ThePopeOfFun posted:

Does it use feminine pronouns though?

That's a more complicated question then you might think (at least for the New Testament, I don't know Hebrew and can't comment on that issue in the Old Testament) since Greek pronoun usage is very different from English usage. In the case of Luke 13:34, which was cited earlier, there is no pronoun that is used to refer to God. In English, the relevant part of the passage reads:

"How often have I desired to gather your children together as a hen gathers her brood under her wings"

In English we don't get any gender from this pronoun, since its singular, which does not convey gender in English. However, in Greek there is no pronoun here at all here.

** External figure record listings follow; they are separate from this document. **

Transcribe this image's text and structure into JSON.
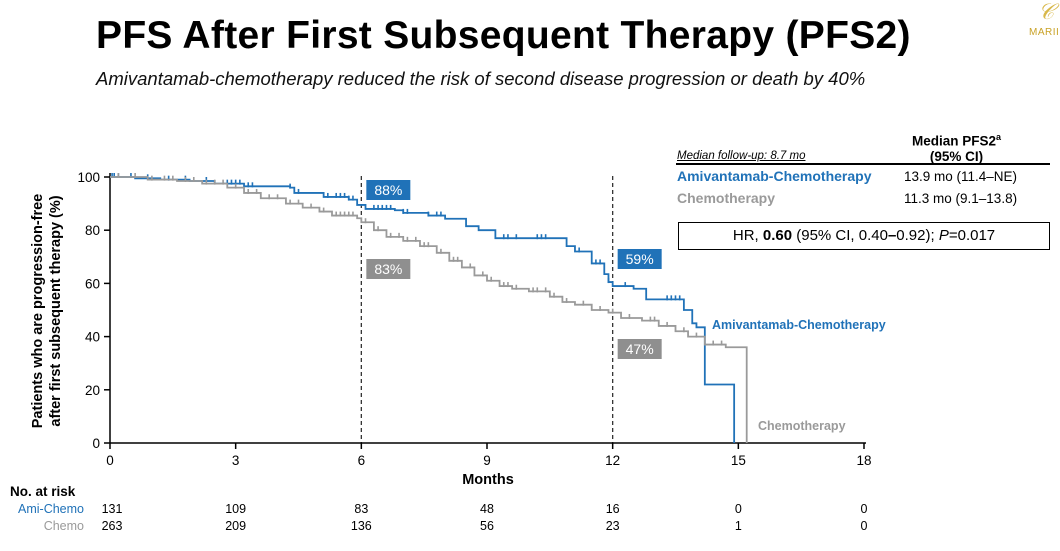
{
  "title": "PFS After First Subsequent Therapy (PFS2)",
  "subtitle": "Amivantamab-chemotherapy reduced the risk of second disease progression or death by 40%",
  "logo": "MARII",
  "legend": {
    "header_line1": "Median PFS2",
    "header_sup": "a",
    "header_line2": "(95% CI)",
    "followup": "Median follow-up: 8.7 mo",
    "rows": [
      {
        "name": "Amivantamab-Chemotherapy",
        "median": "13.9 mo (11.4–NE)",
        "color": "#2072b8"
      },
      {
        "name": "Chemotherapy",
        "median": "11.3 mo (9.1–13.8)",
        "color": "#9a9a9a"
      }
    ],
    "hr_prefix": "HR, ",
    "hr_value": "0.60",
    "hr_ci": " (95% CI, 0.40",
    "hr_dash": "–",
    "hr_ci_end": "0.92); ",
    "hr_p_label": "P",
    "hr_p_value": "=0.017"
  },
  "chart_data": {
    "type": "line",
    "title": "",
    "xlabel": "Months",
    "ylabel_line1": "Patients who are progression-free",
    "ylabel_line2": "after first subsequent therapy (%)",
    "xlim": [
      0,
      18
    ],
    "ylim": [
      0,
      100
    ],
    "xticks": [
      0,
      3,
      6,
      9,
      12,
      15,
      18
    ],
    "yticks": [
      0,
      20,
      40,
      60,
      80,
      100
    ],
    "reference_lines_x": [
      6,
      12
    ],
    "series": [
      {
        "name": "Amivantamab-Chemotherapy",
        "color": "#2072b8",
        "steps": [
          [
            0,
            100
          ],
          [
            0.6,
            99.5
          ],
          [
            1.2,
            99
          ],
          [
            1.9,
            98.5
          ],
          [
            2.5,
            97.5
          ],
          [
            3.2,
            96.5
          ],
          [
            4.3,
            96
          ],
          [
            4.4,
            94
          ],
          [
            5.1,
            92.5
          ],
          [
            5.7,
            91.5
          ],
          [
            5.9,
            89.5
          ],
          [
            6.1,
            88
          ],
          [
            6.8,
            87.5
          ],
          [
            7.0,
            86.5
          ],
          [
            7.6,
            85.5
          ],
          [
            8.0,
            84.3
          ],
          [
            8.5,
            81.5
          ],
          [
            8.8,
            80
          ],
          [
            9.2,
            77
          ],
          [
            10.3,
            77
          ],
          [
            10.9,
            74
          ],
          [
            11.1,
            72
          ],
          [
            11.5,
            67.5
          ],
          [
            11.8,
            63.5
          ],
          [
            11.9,
            60.5
          ],
          [
            12.0,
            59
          ],
          [
            12.5,
            58
          ],
          [
            12.8,
            54
          ],
          [
            13.7,
            50
          ],
          [
            13.9,
            45
          ],
          [
            14.0,
            43.5
          ],
          [
            14.2,
            22
          ],
          [
            14.9,
            0
          ]
        ],
        "end_x": 14.9,
        "censor_x": [
          0.05,
          0.1,
          0.2,
          0.5,
          0.9,
          1.4,
          1.8,
          2.3,
          2.8,
          2.9,
          3.0,
          3.1,
          3.3,
          3.4,
          4.3,
          4.5,
          5.2,
          5.4,
          5.5,
          5.6,
          5.7,
          5.8,
          6.3,
          6.4,
          6.5,
          6.6,
          6.7,
          7.0,
          7.1,
          7.6,
          7.8,
          7.9,
          9.4,
          9.5,
          9.7,
          10.2,
          10.3,
          10.4,
          11.2,
          11.6,
          11.7,
          11.9,
          12.3,
          13.3,
          13.4,
          13.5,
          13.6
        ],
        "callout": {
          "x": 6,
          "label": "88%"
        },
        "callout2": {
          "x": 12,
          "label": "59%"
        },
        "end_label": "Amivantamab-Chemotherapy"
      },
      {
        "name": "Chemotherapy",
        "color": "#9a9a9a",
        "steps": [
          [
            0,
            100
          ],
          [
            0.9,
            99
          ],
          [
            1.6,
            98.5
          ],
          [
            2.2,
            97.5
          ],
          [
            2.8,
            96
          ],
          [
            3.2,
            94
          ],
          [
            3.6,
            92
          ],
          [
            4.2,
            90
          ],
          [
            4.6,
            88.5
          ],
          [
            5.0,
            87
          ],
          [
            5.3,
            85.5
          ],
          [
            5.9,
            84.5
          ],
          [
            6.0,
            83
          ],
          [
            6.3,
            80
          ],
          [
            6.6,
            77.5
          ],
          [
            7.0,
            76
          ],
          [
            7.4,
            74
          ],
          [
            7.8,
            71.5
          ],
          [
            8.1,
            68.5
          ],
          [
            8.4,
            66
          ],
          [
            8.7,
            63
          ],
          [
            9.0,
            61
          ],
          [
            9.3,
            59
          ],
          [
            9.6,
            58
          ],
          [
            10.0,
            57
          ],
          [
            10.5,
            55
          ],
          [
            10.8,
            53
          ],
          [
            11.1,
            52
          ],
          [
            11.5,
            50
          ],
          [
            11.9,
            49
          ],
          [
            12.2,
            47
          ],
          [
            12.7,
            46
          ],
          [
            13.1,
            44
          ],
          [
            13.5,
            42
          ],
          [
            13.8,
            40
          ],
          [
            14.2,
            37
          ],
          [
            14.7,
            36
          ],
          [
            15.2,
            0
          ]
        ],
        "end_x": 15.2,
        "censor_x": [
          0.2,
          0.6,
          1.0,
          1.3,
          1.5,
          1.8,
          2.0,
          2.3,
          2.5,
          2.7,
          3.0,
          3.3,
          3.5,
          3.8,
          4.0,
          4.3,
          4.5,
          4.8,
          5.1,
          5.4,
          5.5,
          5.6,
          5.7,
          5.8,
          6.1,
          6.4,
          6.7,
          6.9,
          7.1,
          7.3,
          7.5,
          7.6,
          7.9,
          8.2,
          8.3,
          8.6,
          8.9,
          9.1,
          9.4,
          9.5,
          9.7,
          10.1,
          10.2,
          10.4,
          10.6,
          10.9,
          11.3,
          11.7,
          12.0,
          12.4,
          12.9,
          13.0,
          13.3,
          13.7,
          14.0,
          14.4,
          14.6
        ],
        "callout": {
          "x": 6,
          "label": "83%"
        },
        "callout2": {
          "x": 12,
          "label": "47%"
        },
        "end_label": "Chemotherapy"
      }
    ],
    "risk_table": {
      "title": "No. at risk",
      "rows": [
        {
          "label": "Ami-Chemo",
          "color": "#2072b8",
          "values": [
            "131",
            "109",
            "83",
            "48",
            "16",
            "0",
            "0"
          ]
        },
        {
          "label": "Chemo",
          "color": "#9a9a9a",
          "values": [
            "263",
            "209",
            "136",
            "56",
            "23",
            "1",
            "0"
          ]
        }
      ]
    }
  }
}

In the Greek passage, the verb "desired" included the pronoun in the word without it being written out explicitly. This is seen elsewhere a lot in Greek, pronouns are usually implied. There may be a passage in the New Testament with an expressed pronoun referring to God, but I couldn't find one in a cursory search. However, Greek does use the definite article a lot more than English does, and all articles in Greek carry gender. When New Testament writers say God (Greek: Θεός), they usually attach an article to it, that may or not end up being translated. However, they always use a masculine article for this purpose. For example in John 1:1, God is written as "τὸν θεόν" in Greek, and τὸν is a masculine article. Depending on context, the definite article can be used as a pronoun, so there's probably some cases of that happening somewhere in the New Testament that I didn't find in a quick look.

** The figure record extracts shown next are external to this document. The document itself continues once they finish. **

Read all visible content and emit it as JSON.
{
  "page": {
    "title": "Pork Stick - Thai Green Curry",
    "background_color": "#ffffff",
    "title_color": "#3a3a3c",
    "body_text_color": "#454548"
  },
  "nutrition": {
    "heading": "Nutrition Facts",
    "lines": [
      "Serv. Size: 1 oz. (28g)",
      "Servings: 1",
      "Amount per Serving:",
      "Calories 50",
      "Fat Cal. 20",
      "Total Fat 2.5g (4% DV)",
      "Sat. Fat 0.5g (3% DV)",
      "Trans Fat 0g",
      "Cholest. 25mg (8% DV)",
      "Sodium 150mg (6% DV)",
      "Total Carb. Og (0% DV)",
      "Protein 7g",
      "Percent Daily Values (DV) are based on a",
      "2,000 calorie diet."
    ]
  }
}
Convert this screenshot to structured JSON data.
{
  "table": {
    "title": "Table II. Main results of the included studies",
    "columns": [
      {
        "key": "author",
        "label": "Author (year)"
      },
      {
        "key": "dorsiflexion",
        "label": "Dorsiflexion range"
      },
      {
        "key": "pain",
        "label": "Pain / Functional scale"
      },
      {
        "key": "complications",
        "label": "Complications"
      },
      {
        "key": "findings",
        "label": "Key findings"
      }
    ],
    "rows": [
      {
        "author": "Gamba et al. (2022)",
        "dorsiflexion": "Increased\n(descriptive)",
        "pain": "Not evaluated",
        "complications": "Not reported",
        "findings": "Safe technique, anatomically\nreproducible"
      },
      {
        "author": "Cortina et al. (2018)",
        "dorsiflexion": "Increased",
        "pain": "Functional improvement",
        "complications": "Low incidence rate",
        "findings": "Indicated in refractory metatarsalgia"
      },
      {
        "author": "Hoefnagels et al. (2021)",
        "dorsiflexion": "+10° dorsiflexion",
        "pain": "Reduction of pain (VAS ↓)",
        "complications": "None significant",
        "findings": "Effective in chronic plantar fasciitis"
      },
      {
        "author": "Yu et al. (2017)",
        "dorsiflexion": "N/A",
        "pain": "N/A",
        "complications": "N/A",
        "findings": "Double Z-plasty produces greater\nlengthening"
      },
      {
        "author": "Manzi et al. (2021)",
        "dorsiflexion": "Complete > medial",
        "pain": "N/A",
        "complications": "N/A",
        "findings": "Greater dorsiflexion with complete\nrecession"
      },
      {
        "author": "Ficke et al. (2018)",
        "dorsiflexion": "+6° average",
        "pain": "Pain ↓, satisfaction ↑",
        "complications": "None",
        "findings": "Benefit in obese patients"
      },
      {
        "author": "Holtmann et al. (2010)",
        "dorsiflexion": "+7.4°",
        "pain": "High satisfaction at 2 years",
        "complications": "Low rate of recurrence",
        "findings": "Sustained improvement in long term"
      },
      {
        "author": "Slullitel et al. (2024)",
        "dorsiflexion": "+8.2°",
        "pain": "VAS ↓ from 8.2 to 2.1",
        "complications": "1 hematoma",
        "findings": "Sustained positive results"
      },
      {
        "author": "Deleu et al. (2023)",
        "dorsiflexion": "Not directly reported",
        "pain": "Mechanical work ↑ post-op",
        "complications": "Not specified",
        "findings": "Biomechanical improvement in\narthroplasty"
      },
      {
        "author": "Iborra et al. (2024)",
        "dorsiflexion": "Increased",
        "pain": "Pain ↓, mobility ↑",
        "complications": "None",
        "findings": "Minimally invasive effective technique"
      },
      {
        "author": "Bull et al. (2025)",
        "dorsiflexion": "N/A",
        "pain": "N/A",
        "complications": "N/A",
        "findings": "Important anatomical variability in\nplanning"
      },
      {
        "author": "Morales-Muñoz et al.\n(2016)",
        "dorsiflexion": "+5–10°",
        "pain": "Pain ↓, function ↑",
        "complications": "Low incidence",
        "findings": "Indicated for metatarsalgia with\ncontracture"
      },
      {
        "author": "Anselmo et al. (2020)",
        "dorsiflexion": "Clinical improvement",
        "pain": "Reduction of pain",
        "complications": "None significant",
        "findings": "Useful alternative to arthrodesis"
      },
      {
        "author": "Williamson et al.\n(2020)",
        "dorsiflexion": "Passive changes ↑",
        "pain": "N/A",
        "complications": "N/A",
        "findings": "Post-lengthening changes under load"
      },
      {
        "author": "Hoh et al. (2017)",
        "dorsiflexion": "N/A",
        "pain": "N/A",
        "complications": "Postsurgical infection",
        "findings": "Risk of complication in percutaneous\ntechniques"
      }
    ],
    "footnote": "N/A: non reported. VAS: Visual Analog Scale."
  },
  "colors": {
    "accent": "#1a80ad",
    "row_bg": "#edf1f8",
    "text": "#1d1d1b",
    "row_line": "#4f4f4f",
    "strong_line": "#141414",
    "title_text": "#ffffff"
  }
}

However, another thing worth noting about this, is the fact that a feminine article + Θεός in Greek specifically means goddess. There is no separate word for goddess in Greek, so if they had used a feminine article with Θεός, they would been understood by their readers to be referring to a goddess, like Aphrodite or Hera. Greek also has a neuter gender, which they could have used, but did not. I think this would have required inventing a whole new grammatical construct, since I have never seen any classical author use a neuter pronoun + Θεός. They probably just stuck with masculine articles since that was both clear (not a goddess like Hera), and familiar. The failure to use a neuter article here is probably the best argument you can find grammatically for claiming that God must be referred to in masculine terms. However, I don't think that is very convincing unless you are leaning very heavily into biblical literalism. Looking at the context they were writing in, the masculine articles make sense as a practical choice. In fact, they probably didn't think of it as a choice at all.

For my own sake, I don't think we want to read too much into the gender of these articles. Ultimately, trying to classify God into the category of "masculine," "feminine," or "neuter" is a fool's errand. It has to be done for writing in Greek since you would be grammatically incorrect not to, but that does not mean it is anything more then a ham-fisted model to make the complexity of God fit into the narrow bounds of human language.